With regard to those notices requested by Curtis and received at her Searspoint address, the court stated, “Curtis knew when she received them that Salem was not pressing her for payment.” Id. Curtis, though, argues that Salem pressured her into requesting the notices, and this pressure was a passive collection act that would not pass muster as a non-violation under Pratt.
Finally, the bankruptcy court found that the February 2, 2001, notice of default received by Curtis “is clearly evidence of an act to collect a debt.” Id. However, because Salem sent the notice prior to becoming aware of Curtis’s discharge, the court concluded that the February 2, 2001, notice was not a willful act to collect a debt, and therefore not a violation of the discharge injunction.

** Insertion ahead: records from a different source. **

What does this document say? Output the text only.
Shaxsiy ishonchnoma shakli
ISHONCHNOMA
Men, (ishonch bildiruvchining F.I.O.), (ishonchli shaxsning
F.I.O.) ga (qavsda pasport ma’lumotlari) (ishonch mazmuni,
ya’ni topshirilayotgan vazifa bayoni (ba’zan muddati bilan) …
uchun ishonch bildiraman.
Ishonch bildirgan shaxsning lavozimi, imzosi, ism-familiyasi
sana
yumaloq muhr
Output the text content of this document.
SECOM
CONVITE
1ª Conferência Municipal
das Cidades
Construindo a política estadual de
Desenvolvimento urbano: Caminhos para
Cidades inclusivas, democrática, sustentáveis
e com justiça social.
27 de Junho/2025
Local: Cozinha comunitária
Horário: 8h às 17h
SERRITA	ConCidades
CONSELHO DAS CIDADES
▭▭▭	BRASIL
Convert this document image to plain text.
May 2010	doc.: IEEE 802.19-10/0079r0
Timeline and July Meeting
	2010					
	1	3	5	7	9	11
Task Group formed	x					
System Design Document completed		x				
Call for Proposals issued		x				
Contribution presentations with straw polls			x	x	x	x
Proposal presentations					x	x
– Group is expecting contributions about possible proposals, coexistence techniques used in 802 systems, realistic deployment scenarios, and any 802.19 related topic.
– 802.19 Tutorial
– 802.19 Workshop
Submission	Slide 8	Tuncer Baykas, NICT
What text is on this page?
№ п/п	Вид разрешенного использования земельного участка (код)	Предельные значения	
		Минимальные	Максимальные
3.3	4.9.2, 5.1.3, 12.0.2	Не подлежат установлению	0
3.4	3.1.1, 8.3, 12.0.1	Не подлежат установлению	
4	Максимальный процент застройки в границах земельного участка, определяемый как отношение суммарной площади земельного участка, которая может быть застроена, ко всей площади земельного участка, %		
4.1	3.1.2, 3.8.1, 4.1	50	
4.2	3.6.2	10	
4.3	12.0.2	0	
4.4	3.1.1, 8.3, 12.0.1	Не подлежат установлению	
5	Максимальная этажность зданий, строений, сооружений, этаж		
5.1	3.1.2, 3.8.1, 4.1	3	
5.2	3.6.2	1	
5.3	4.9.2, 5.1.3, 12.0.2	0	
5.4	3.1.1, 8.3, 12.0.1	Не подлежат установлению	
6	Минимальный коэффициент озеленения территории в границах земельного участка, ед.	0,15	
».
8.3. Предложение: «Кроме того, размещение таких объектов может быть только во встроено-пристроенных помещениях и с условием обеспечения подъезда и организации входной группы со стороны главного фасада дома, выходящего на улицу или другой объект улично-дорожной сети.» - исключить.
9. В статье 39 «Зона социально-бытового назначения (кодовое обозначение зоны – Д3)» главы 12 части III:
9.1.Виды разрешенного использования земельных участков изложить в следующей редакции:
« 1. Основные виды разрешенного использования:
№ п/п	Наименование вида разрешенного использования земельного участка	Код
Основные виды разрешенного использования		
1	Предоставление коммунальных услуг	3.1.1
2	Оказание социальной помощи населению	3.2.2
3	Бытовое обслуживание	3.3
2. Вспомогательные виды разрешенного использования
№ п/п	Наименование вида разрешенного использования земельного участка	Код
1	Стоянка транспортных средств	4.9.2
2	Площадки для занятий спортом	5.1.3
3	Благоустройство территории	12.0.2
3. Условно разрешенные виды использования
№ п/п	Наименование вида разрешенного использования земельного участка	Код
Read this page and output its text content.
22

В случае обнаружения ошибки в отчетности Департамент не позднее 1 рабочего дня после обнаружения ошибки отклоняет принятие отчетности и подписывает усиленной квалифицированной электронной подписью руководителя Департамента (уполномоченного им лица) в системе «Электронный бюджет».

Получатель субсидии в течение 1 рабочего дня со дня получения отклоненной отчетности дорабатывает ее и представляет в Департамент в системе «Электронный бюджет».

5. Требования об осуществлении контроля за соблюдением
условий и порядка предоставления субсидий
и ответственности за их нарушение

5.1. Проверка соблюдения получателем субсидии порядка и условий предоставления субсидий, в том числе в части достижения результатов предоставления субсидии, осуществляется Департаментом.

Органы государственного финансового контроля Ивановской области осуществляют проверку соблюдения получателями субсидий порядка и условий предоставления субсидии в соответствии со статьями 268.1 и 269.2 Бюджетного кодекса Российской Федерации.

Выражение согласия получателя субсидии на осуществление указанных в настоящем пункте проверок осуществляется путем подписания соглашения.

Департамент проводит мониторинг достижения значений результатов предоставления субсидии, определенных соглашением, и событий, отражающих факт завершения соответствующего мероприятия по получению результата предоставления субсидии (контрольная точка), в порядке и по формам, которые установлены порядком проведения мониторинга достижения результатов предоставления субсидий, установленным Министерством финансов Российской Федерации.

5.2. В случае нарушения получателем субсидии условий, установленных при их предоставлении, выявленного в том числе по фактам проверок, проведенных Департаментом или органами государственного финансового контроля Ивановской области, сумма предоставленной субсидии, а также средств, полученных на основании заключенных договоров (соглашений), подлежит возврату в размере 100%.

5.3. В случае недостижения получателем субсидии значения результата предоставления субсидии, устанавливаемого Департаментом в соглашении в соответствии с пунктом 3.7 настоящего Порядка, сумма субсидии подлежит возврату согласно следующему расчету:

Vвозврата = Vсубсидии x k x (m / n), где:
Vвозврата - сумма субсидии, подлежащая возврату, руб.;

For purposes of summary judgment, the bankruptcy court found that the earliest that Salem had knowledge of Curtis’s bankruptcy and discharge was between April 2001 and October 2001, which is when Curtis claims she personally informed Salem of her discharge. Curtis, though, argues that Salem received notice of her bankruptcy when Salem acquired the mortgage from Camden approximately one month after she filed her bankruptcy petition. The Panel notes that the bankruptcy court appears to have, at least in part, imputed to Curtis a duty to inform Salem of her bankruptcy at the time the mortgage was transferred.
The bankruptcy court also concluded that the credit reports issued by Salem were not violations of § 524(a)(2). The court found that the credit reports issued prior to Salem becoming aware of Curtis’s discharge were not, like the February 2, 2001, notice of default, willful acts to collect a debt. With regard to the credit reports issued after Salem became aware of the discharge, the court found those to be willful, but went on to state:
However, the willful act of publishing erroneous credit reports is not, by itself, enough to implicate § 524, even if that act is repeated and causes injury. To have avoided summary judgment on this aspect of her case, Curtis would have had to have shown there to be a genuine issue of material fact for trial on the essential element of her case that Salem’s credit reports were issued to persuade her to pay the mortgage as a personal liability. Curtis’ offer of the credit reports themselves and the denials of credit is not enough to set up a genuine issue of fact on the essential element of her claim.
Id. at 449 (citation omitted). In light of Pratt, it would be appropriate for the bankruptcy court to consider whether the default notices are contemporaneous evidence probative of Salem’s intent in issuing the credit reports.
Under the standard set forth in Pratt, a variety of somewhat passive acts are potentially violations of the discharge injunction if they are objectively coercive or coercive in effect. See In re Pratt, 462 F.3d at 20. We remand in order for the bankruptcy court to consider its findings in light of Pratt. Specifically, the bankruptcy court shall consider the time at which Salem learned of Curtis’s discharge, and whether any or all of the default notices or credit reporting activities violate § 524(a)(2).
For the reasons stated, the case is VACATED and REMANDED for further proceedings consistent with this opinion. Whether further hearings are necessary is a matter left to the discretion of the bankruptcy court.